Looking at Ta’ziyè
video-performance
20/10/2005, 19:00
21/10/2005, 19:00
22/10/2005, 19:00
23/10/2005, 18:00
un progetto di Abbas Kiarostami
produzione KunstenFESTIVALdesArts
durata 1h20'
prima nazionale
Nel giugno 2003, negli spazi all’aperto del Teatro India di Roma, il regista cinematografico iraniano Abbas Kiarostami metteva in scena in prima mondiale la sua prima regia teatrale, Ta’ziyè, dall’antica forma di teatro popolare iraniana, sacre rappresentazioni di eventi della storia dell’Islam e dei suoi martiri, derivata da processioni in cui i fedeli cantavano lamentazioni, flagellandosi nell’intenzione di condividere il martirio. È oggi spettacolo tradizionale, messo in scena da compagnie itineranti di attori non professionisti che si tramandano il ruolo di generazione in generazione e da secoli affidano la trasmissione all’oralità. I fatti narrati sono patrimonio comune e il coinvolgimento del pubblico, radicato in una profonda religiosità, rasenta lo psicodramma. Kiarostami attingeva alla forma teatrale originale, riletta secondo le potenzialità del cinema: a circondare gli attori in scena, schermi cinematografici riproducevano immagini della partecipazione popolare, girate durante le ultime rappresentazioni tenutesi in Iran.

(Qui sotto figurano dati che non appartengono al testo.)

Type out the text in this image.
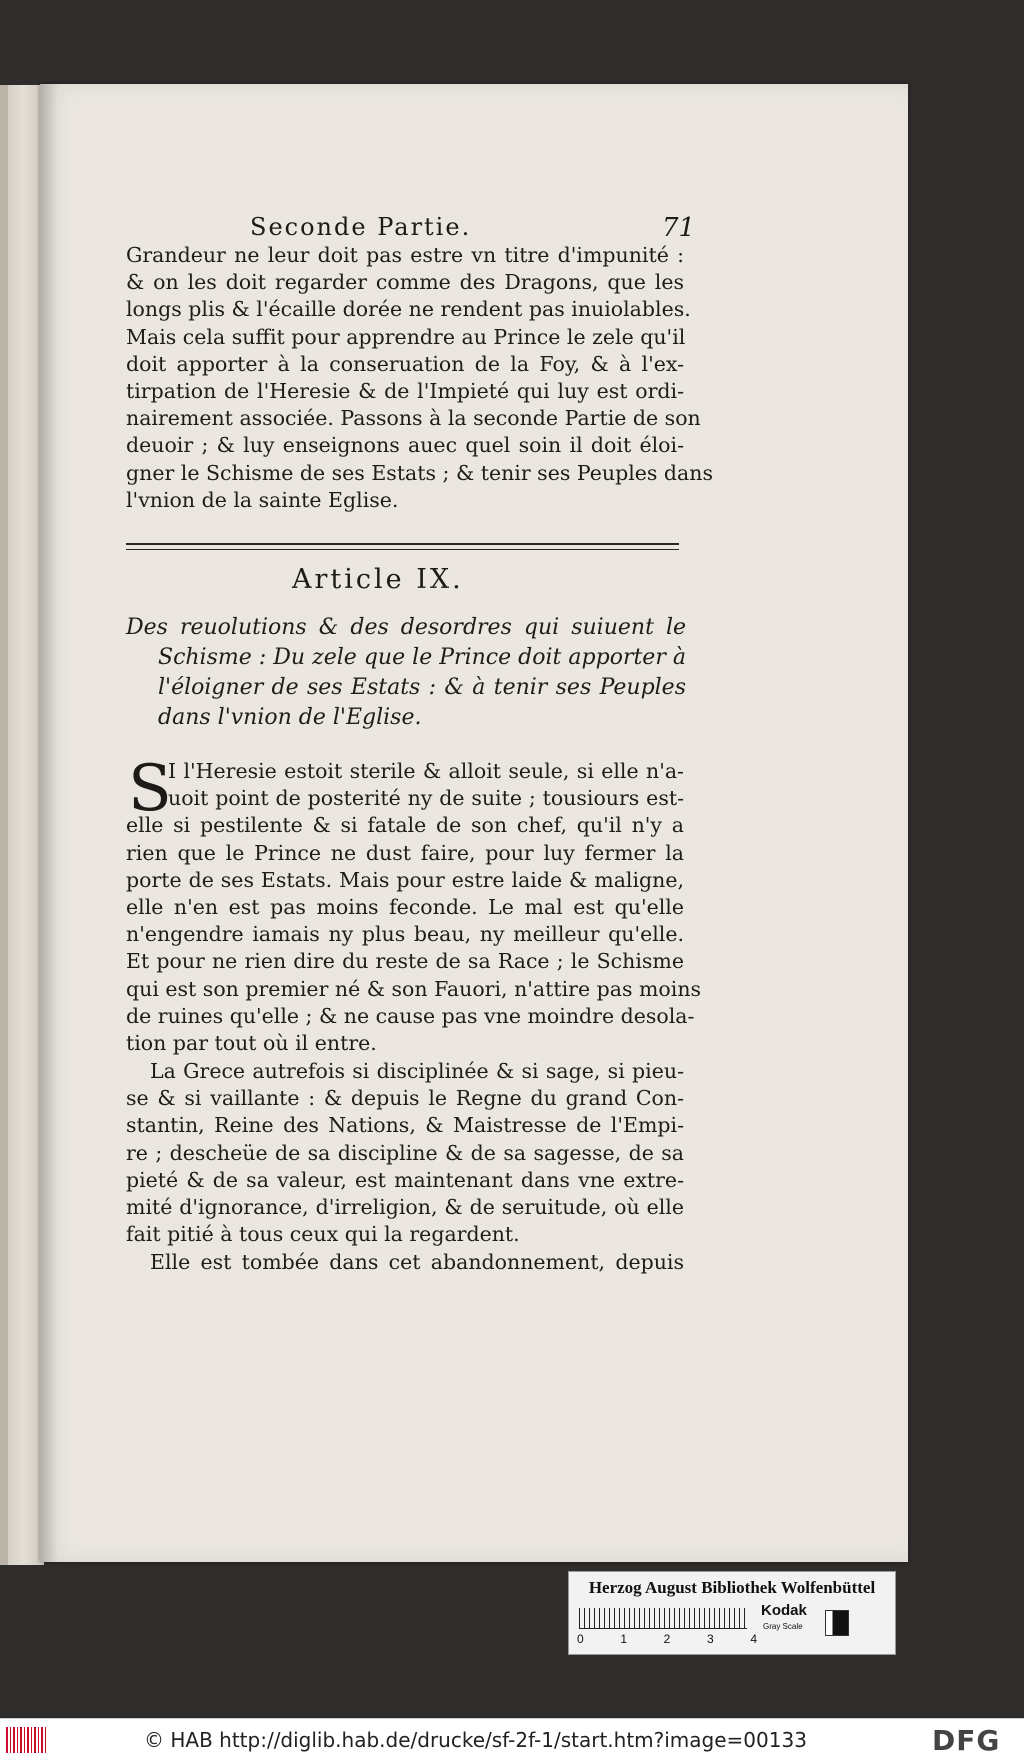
Seconde Partie.	71
Grandeur ne leur doit pas estre vn titre d'impunité :
& on les doit regarder comme des Dragons, que les
longs plis & l'écaille dorée ne rendent pas inuiolables.
Mais cela suffit pour apprendre au Prince le zele qu'il
doit apporter à la conseruation de la Foy, & à l'ex-
tirpation de l'Heresie & de l'Impieté qui luy est ordi-
nairement associée. Passons à la seconde Partie de son
deuoir ; & luy enseignons auec quel soin il doit éloi-
gner le Schisme de ses Estats ; & tenir ses Peuples dans
l'vnion de la sainte Eglise.
Article IX.
Des reuolutions & des desordres qui suiuent le
Schisme : Du zele que le Prince doit apporter à
l'éloigner de ses Estats : & à tenir ses Peuples
dans l'vnion de l'Eglise.
S
I l'Heresie estoit sterile & alloit seule, si elle n'a-
uoit point de posterité ny de suite ; tousiours est-
elle si pestilente & si fatale de son chef, qu'il n'y a
rien que le Prince ne dust faire, pour luy fermer la
porte de ses Estats. Mais pour estre laide & maligne,
elle n'en est pas moins feconde. Le mal est qu'elle
n'engendre iamais ny plus beau, ny meilleur qu'elle.
Et pour ne rien dire du reste de sa Race ; le Schisme
qui est son premier né & son Fauori, n'attire pas moins
de ruines qu'elle ; & ne cause pas vne moindre desola-
tion par tout où il entre.
La Grece autrefois si disciplinée & si sage, si pieu-
se & si vaillante : & depuis le Regne du grand Con-
stantin, Reine des Nations, & Maistresse de l'Empi-
re ; descheüe de sa discipline & de sa sagesse, de sa
pieté & de sa valeur, est maintenant dans vne extre-
mité d'ignorance, d'irreligion, & de seruitude, où elle
fait pitié à tous ceux qui la regardent.
Elle est tombée dans cet abandonnement, depuis
Herzog August Bibliothek Wolfenbüttel
0	1	2	3	4
Kodak
Gray Scale
© HAB http://diglib.hab.de/drucke/sf-2f-1/start.htm?image=00133	DFG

Nei mesi di febbraio e aprile 2004, Kiarostami ha attraversato l’Iran filmando le folle immense che assistono ai Ta'ziyè tradizionali, e in maggio ha debuttato a Bruxelles una nuova installazione visiva, Looking at Ta'ziyè, i cui soli protagonisti sono gli spettatori iraniani, colti in immagini in bianco e nero nell’intensa emozione del rito, di fronte alla narrazione di un mito fortemente codificato, ed esposto allo sguardo del pubblico occidentale estraneo alla portata emotiva e spirituale dell’evento per la cultura iraniana. Con lucido distacco fra sacro e profano, Kiarostami riproduce un incontro virtuale fra culture agli antipodi: quest’opera, che solo all’apparenza sonda il contatto fra mondi distanti, propone con chiarezza folgorante l’interrogativo sul senso della prossimità nelle distanze accorciate dalla tecnologia e dall’economia, che per questo stesso motivo mantengono insondabili zone d’ombra.